Technical Abstract: Composted broiler litter has potential as low-cost protein supplement for cattle in developing countries. Precautionary measures must be taken to improve its effectiveness as a feed and to abate any health risks to cattle and beef consumers. A review of the literature was conducted to compile available information on processing and storage, nutritional value, potentially harmful residues, and animal performance for composted broiler litter that is used for feed. Internal temperature of deep- stacked broiler litter should reach between 50 and 55 degrees C to eliminate known pathogens and must be stacked at least 20 days to assure that the litter has thoroughly composted.
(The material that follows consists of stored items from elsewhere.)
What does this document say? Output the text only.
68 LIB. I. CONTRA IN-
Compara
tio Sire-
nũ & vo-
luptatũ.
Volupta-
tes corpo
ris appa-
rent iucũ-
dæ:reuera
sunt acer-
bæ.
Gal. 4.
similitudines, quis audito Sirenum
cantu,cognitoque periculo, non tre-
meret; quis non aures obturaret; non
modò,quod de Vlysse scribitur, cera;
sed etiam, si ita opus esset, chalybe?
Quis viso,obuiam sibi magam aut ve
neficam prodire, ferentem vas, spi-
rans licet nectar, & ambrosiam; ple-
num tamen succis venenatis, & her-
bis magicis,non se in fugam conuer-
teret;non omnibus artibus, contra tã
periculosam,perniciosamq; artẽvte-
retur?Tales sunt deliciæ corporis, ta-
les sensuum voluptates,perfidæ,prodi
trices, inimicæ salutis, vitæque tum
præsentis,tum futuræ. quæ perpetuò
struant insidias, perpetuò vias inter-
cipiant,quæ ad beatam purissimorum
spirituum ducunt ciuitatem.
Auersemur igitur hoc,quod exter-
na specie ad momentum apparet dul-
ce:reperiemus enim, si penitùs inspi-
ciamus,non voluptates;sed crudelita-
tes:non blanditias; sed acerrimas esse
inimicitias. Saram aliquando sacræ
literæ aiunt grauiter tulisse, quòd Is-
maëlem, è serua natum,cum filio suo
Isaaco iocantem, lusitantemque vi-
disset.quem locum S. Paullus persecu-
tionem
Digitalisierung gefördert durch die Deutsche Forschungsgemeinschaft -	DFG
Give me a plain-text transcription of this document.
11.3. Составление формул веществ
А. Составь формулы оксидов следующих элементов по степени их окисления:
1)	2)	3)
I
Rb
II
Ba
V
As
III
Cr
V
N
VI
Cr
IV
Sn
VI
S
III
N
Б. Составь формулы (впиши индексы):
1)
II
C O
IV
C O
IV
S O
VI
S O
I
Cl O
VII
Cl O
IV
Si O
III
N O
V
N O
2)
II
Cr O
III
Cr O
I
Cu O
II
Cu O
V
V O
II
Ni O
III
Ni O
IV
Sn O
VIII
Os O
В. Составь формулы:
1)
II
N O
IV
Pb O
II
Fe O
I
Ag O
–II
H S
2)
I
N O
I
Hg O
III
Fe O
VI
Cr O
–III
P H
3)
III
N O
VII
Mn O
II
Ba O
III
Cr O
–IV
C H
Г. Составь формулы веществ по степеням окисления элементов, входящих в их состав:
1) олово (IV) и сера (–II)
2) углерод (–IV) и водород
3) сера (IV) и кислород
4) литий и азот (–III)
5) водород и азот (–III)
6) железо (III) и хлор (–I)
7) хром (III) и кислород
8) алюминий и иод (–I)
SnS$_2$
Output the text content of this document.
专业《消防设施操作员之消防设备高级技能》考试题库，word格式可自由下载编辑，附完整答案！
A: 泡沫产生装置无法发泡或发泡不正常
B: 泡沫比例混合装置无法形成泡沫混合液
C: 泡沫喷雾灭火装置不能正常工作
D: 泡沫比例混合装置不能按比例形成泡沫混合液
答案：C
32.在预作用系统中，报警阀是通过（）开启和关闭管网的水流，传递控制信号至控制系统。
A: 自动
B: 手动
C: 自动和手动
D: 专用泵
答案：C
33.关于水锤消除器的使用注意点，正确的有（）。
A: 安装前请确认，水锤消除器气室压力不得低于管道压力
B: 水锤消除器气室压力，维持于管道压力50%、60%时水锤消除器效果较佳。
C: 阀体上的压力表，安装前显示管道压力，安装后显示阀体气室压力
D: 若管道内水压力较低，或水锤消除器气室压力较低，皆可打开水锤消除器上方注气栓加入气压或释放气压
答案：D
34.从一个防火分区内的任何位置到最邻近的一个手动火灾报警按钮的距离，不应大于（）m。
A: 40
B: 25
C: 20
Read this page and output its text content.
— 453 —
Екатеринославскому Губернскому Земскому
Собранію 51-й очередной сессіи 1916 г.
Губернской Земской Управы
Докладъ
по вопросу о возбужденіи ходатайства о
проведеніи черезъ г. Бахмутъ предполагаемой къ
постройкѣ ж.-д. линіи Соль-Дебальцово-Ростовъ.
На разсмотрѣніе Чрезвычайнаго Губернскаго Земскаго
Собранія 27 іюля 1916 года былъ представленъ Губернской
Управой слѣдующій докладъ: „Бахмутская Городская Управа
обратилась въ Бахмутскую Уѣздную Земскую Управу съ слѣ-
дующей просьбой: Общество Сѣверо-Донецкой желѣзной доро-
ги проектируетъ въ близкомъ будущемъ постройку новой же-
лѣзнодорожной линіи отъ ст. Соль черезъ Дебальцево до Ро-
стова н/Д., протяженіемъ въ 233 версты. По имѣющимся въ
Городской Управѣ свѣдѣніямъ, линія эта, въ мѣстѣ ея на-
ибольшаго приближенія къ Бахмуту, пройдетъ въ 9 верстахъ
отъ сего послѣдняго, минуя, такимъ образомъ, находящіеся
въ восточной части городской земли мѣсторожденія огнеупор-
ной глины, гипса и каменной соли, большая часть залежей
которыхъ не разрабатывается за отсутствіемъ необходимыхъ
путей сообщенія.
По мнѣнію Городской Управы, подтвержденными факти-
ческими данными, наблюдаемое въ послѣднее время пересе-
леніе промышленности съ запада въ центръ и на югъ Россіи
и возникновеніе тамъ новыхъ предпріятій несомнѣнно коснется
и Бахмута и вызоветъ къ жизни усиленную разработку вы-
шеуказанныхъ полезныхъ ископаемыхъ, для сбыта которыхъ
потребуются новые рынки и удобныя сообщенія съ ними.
Optimum composting occurs if the litter has moisture levels between 20 and 25%, and the litter must be free of bird carcasses. Litter can remain free of molds and fungi by storing under a cover and on a dry surface. Cereal grains should be fed in combination with broiler litter to provide sufficient dietary energy for effective utilization and metabolism of the high concentrations of non-protein nitrogen in broiler litter and to dilute the high levels of microminerals that can be in toxic concentrations if composted litter comprises a high percentage of the diet. Cattle performance with broiler litter generally is not as high as with cereal grains, but low costs associated with feeding composted litter compensates for the reduced performance. Broiler litter can be fed to ruminants as a protein supplement, but it is imperative that litter is properly processed, stored, and fed for it to be an effective feed ingredient that is free of known health risks.